Are you chasing balance?

August 9, 2019

It’s easy to assume most people want more balance in their lives.  In a Branded Research poll in 2018, participants were asked “is work-life balance important to you” and were given five answers to choose from.  Below are the results of this poll. 

 

  • Yes, work-life balance means more time for family (57% respondents)

  • Yes, work-life balance means time for self-care (17% respondents)

  • Yes, work-life balance means time to stay healthy (13% respondents)

  • Yes, work-life balance means time for hobbies (8% respondents)

  • No, I prioritize work (4% respondents)

 

What this poll doesn’t measure, however, is what does balance mean?  What does it mean to have a balanced life?  What would it look like?  Feel like?

 

When my life isn’t in balance, it feels chaotic and frustrating.  I feel frazzled, like I’m barely keeping all of the plates spinning (some may even be dropping).  It’s easy for me to describe to you what it’s like when my life isn’t in balance.  It’s harder to describe what it feels like when it is in balance.  The absence of the feelings associated with imbalance?  Things flow? 

 

I think it’s so challenging because balance isn’t static.  Even when you balance on one foot, there is motion in your ankle and maybe in your arms.  Balancing well on one foot doesn’t mean your ankle, eyes and ears aren’t working hard to keep you that way.  What happens when we achieve balance in our lives?  It doesn’t take much to knock us off balance again. 

 

Another challenge with maintaining balance is the overcorrection or counterbalance that’s necessary to maintain overall balance.  If it’s 80 degrees in your house, and you set the thermostat to 70, the AC doesn’t kick out 70-degree air until the house is 70 degrees.  It kicks out much cooler air to mix with hot air, which balances to achieve the desired 70 degrees.  The same is true to balance blood sugar or hormones.  The same should be true in our lives.  If we spend more time and energy focusing on work, it needs to be “balanced out” with more time with family.  If we spend more time or energy focusing on others, it needs to be “balanced out” with more time for ourselves. 

 

In our lives, it can feel like we are spending so much time on one end and not enough time on the other.  When we try to achieve balance, we do so by inching towards the center and ignore that an overcorrection is often necessary before we can return to balance. 

 

 

 

Instead of keeping my life in perfect balance, I’m trying to think of ebbs and flows like the tide.  Over the course of the tide, it should all average out.  There are times when work will demand more of me, times when family demands more of me, times when my needs demand more of me.  And that’s okay.  The scales shouldn’t be perpetually tipped in one direction at the expense of all others.  There shouldn’t be an area that’s neglected.  There should, however, be an understanding that your needs and priorities shift. 

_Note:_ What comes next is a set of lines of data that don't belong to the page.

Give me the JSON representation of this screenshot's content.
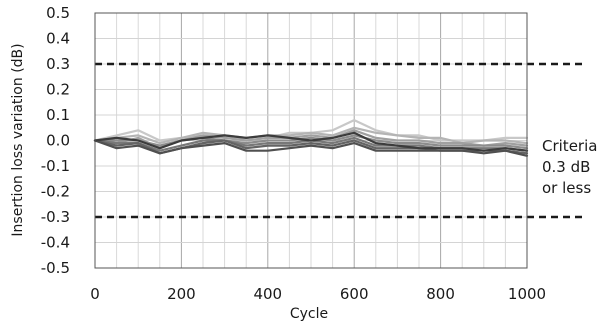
{
  "chart_data": {
    "type": "line",
    "title": "",
    "xlabel": "Cycle",
    "ylabel": "Insertion loss variation (dB)",
    "xlim": [
      0,
      1000
    ],
    "ylim": [
      -0.5,
      0.5
    ],
    "xticks": [
      0,
      200,
      400,
      600,
      800,
      1000
    ],
    "xtick_labels": [
      "0",
      "200",
      "400",
      "600",
      "800",
      "1000"
    ],
    "yticks": [
      0.5,
      0.4,
      0.3,
      0.2,
      0.1,
      0.0,
      -0.1,
      -0.2,
      -0.3,
      -0.4,
      -0.5
    ],
    "ytick_labels": [
      "0.5",
      "0.4",
      "0.3",
      "0.2",
      "0.1",
      "0.0",
      "-0.1",
      "-0.2",
      "-0.3",
      "-0.4",
      "-0.5"
    ],
    "grid": true,
    "legend": "none",
    "criteria": {
      "lines": [
        0.3,
        -0.3
      ],
      "label_lines": [
        "Criteria",
        "0.3 dB",
        "or less"
      ]
    },
    "x": [
      0,
      50,
      100,
      150,
      200,
      250,
      300,
      350,
      400,
      450,
      500,
      550,
      600,
      650,
      700,
      750,
      800,
      850,
      900,
      950,
      1000
    ],
    "series": [
      {
        "color": "#c8c8c8",
        "values": [
          0,
          0.02,
          0.04,
          0.0,
          0.01,
          0.02,
          0.02,
          0.0,
          0.01,
          0.03,
          0.03,
          0.04,
          0.08,
          0.04,
          0.02,
          0.02,
          0.0,
          0.0,
          0.0,
          0.01,
          0.01
        ]
      },
      {
        "color": "#b4b4b4",
        "values": [
          0,
          0.01,
          0.02,
          -0.01,
          0.01,
          0.03,
          0.02,
          0.01,
          0.02,
          0.02,
          0.03,
          0.02,
          0.05,
          0.03,
          0.02,
          0.01,
          0.01,
          -0.01,
          0.0,
          0.0,
          -0.01
        ]
      },
      {
        "color": "#a0a0a0",
        "values": [
          0,
          -0.01,
          0.01,
          -0.03,
          0.0,
          0.02,
          0.01,
          0.0,
          0.01,
          0.01,
          0.02,
          0.01,
          0.04,
          0.01,
          0.0,
          0.0,
          -0.01,
          -0.01,
          -0.02,
          -0.01,
          -0.02
        ]
      },
      {
        "color": "#8c8c8c",
        "values": [
          0,
          0.0,
          0.0,
          -0.02,
          0.0,
          0.01,
          0.0,
          -0.01,
          0.0,
          0.0,
          0.01,
          0.0,
          0.02,
          0.0,
          -0.01,
          -0.01,
          -0.02,
          -0.02,
          -0.02,
          -0.02,
          -0.03
        ]
      },
      {
        "color": "#787878",
        "values": [
          0,
          -0.01,
          -0.01,
          -0.04,
          -0.02,
          0.0,
          0.0,
          -0.02,
          -0.01,
          -0.01,
          0.0,
          -0.01,
          0.01,
          -0.02,
          -0.02,
          -0.02,
          -0.03,
          -0.03,
          -0.03,
          -0.03,
          -0.04
        ]
      },
      {
        "color": "#646464",
        "values": [
          0,
          -0.02,
          -0.01,
          -0.05,
          -0.03,
          -0.01,
          0.0,
          -0.03,
          -0.02,
          -0.02,
          -0.01,
          -0.02,
          0.0,
          -0.03,
          -0.03,
          -0.03,
          -0.04,
          -0.04,
          -0.04,
          -0.04,
          -0.05
        ]
      },
      {
        "color": "#505050",
        "values": [
          0,
          -0.03,
          -0.02,
          -0.05,
          -0.03,
          -0.02,
          -0.01,
          -0.04,
          -0.04,
          -0.03,
          -0.02,
          -0.03,
          -0.01,
          -0.04,
          -0.04,
          -0.04,
          -0.04,
          -0.04,
          -0.05,
          -0.04,
          -0.06
        ]
      },
      {
        "color": "#3c3c3c",
        "values": [
          0,
          0.01,
          0.0,
          -0.03,
          0.0,
          0.01,
          0.02,
          0.01,
          0.02,
          0.01,
          0.0,
          0.01,
          0.03,
          -0.01,
          -0.02,
          -0.03,
          -0.03,
          -0.03,
          -0.04,
          -0.03,
          -0.04
        ]
      }
    ]
  }
}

I don’t want to keep perfect balance and be impervious to outside influences.  That’s not life.  I want to ride the waves, to know things will ebb and flow, and to know I can get back up if I fall. 

 

To get better at balancing, or riding the waves, there are things you can do.  First, get clear on what you want.  Paint a picture for yourself of what this balance would actually look like and feel like for you.  Does it mean more time in a particular area of your life?  Does it mean setting boundaries and protecting yourself?  Once you get this picture in your mind, you need to check and see if it’s realistic.  It’s not realistic to give 100% to all areas of your life 100% of the time.  It’s not realistic to expect you will handle every moment, every change, every hassle, with grace and ease, 100% of the time.  If your mental image isn’t realistic, you need to change it until it is. 

 

Second, if you’re shooting for balance, balance how you spend your energy.  The things in your life that demand energy from you should be balanced with things that draw energy back in.  For example, helping kids with their homework or sitting in meetings may be very draining.  These things should be balanced with things like self-care, play, and invigorating projects.  Additionally, any one domain of your life should have a balance of demanding and rejuvenating.  For example, there should be exciting and energizing aspects of your work, not just demanding and draining aspects.  Aim to balance the energy you invest in demanding and draining tasks with the energy you regain from exciting and invigorating tasks. 

 

Finally, understand it’s not a destination; it’s a constantly moving target.  This is the most elusive part about “achieving balance.”  Your life changes, your needs change, the demands you face change.  If you think about balance as a destination, you aren’t going to spend much time there, but you will spend A LOT of time chasing it.  You may feel you’re getting close, but as a moving target, you’re not as close as you think.  Riding the waves of your life, establishing a rhythm with the ebbs and flows of needs and demands, however, is achievable.